# Dog found on craigslist!



## Kiitsu (Apr 20, 2014)

free dog
Wasn't sure where to post this, but....
Someone please get this dog. He is "free to a good home", and that is putting him at risk. I would get him myself but I do not have room or time for a second GSD right now. Please, help him out.  I may try to pick him up and get the local GSD rescue to take him if nobody else can get him.


----------



## CelticGlory (Jan 19, 2006)

Why was it flagged?


----------



## huntergreen (Jun 28, 2012)

what does flag mean.


----------



## Thewretched (Jan 1, 2014)

Same as reported, 


Sent from Petguide.com Free Appc


----------



## lennyb (Jan 1, 2014)

Craigslist starting flagging / removing certain ads about free animals especially dogs in order to try to cut down on back yard fights and general abuse. I give them a lot of credit for doing it.


----------



## lalachka (Aug 13, 2013)

I don't think it's craigslist doing it. There are fb groups that have people in them that find and flag these posts. And just people doing it on their own. If it gets a certain number of flags then it gets removed. 

Maybe CL is doing it as well but there are definitely people out there flagging these ads every day. 


Sent from Petguide.com Free App


----------



## llombardo (Dec 11, 2011)

I have personally flagged posts on CL for different reasons. It's a person not CL.


----------



## jafo220 (Mar 16, 2013)

Got a dumb question. How can you help a dog like this out, if people flag these adds? Could someone explain this to me? I understand the reasoning for flagging, but if the person flagging the post doesn't go and get the dog themselves what happens to the dog? Contact is lost.

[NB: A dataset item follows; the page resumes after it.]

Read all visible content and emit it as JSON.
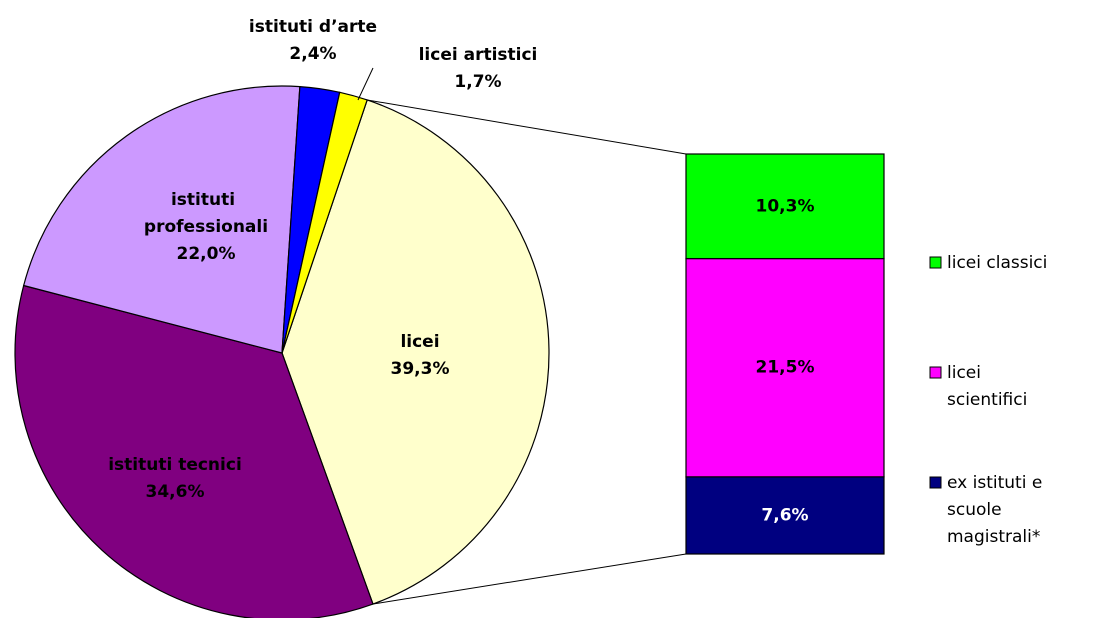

Sent from Petguide.com Free App


----------



## llombardo (Dec 11, 2011)

jafo220 said:


> Got a dumb question. How can you help a dog like this out, if people flag these adds? Could someone explain this to me? I understand the reasoning for flagging, but if the person flagging the post doesn't go and get the dog themselves what happens to the dog? Contact is lost.
> 
> Sent from Petguide.com Free App


Where I am at the chances of free dog being used as a bait dog is extremely high. The dog is better off going to the shelter. I am not one to say this often but I'd rather see a dog get put to sleep humanely then be tortured by some sicko.


----------



## Kiitsu (Apr 20, 2014)

llombardo said:


> Where I am at the chances of free dog being used as a bait dog is extremely high. The dog is better off going to the shelter. I am not one to say this often but I'd rather see a dog get put to sleep humanely then be tortured by some sicko.


Yeah, I would rather it be removed than the dog get taken for a bait dog. I really, really hope someone can help this guy out if the ad is reposted.


----------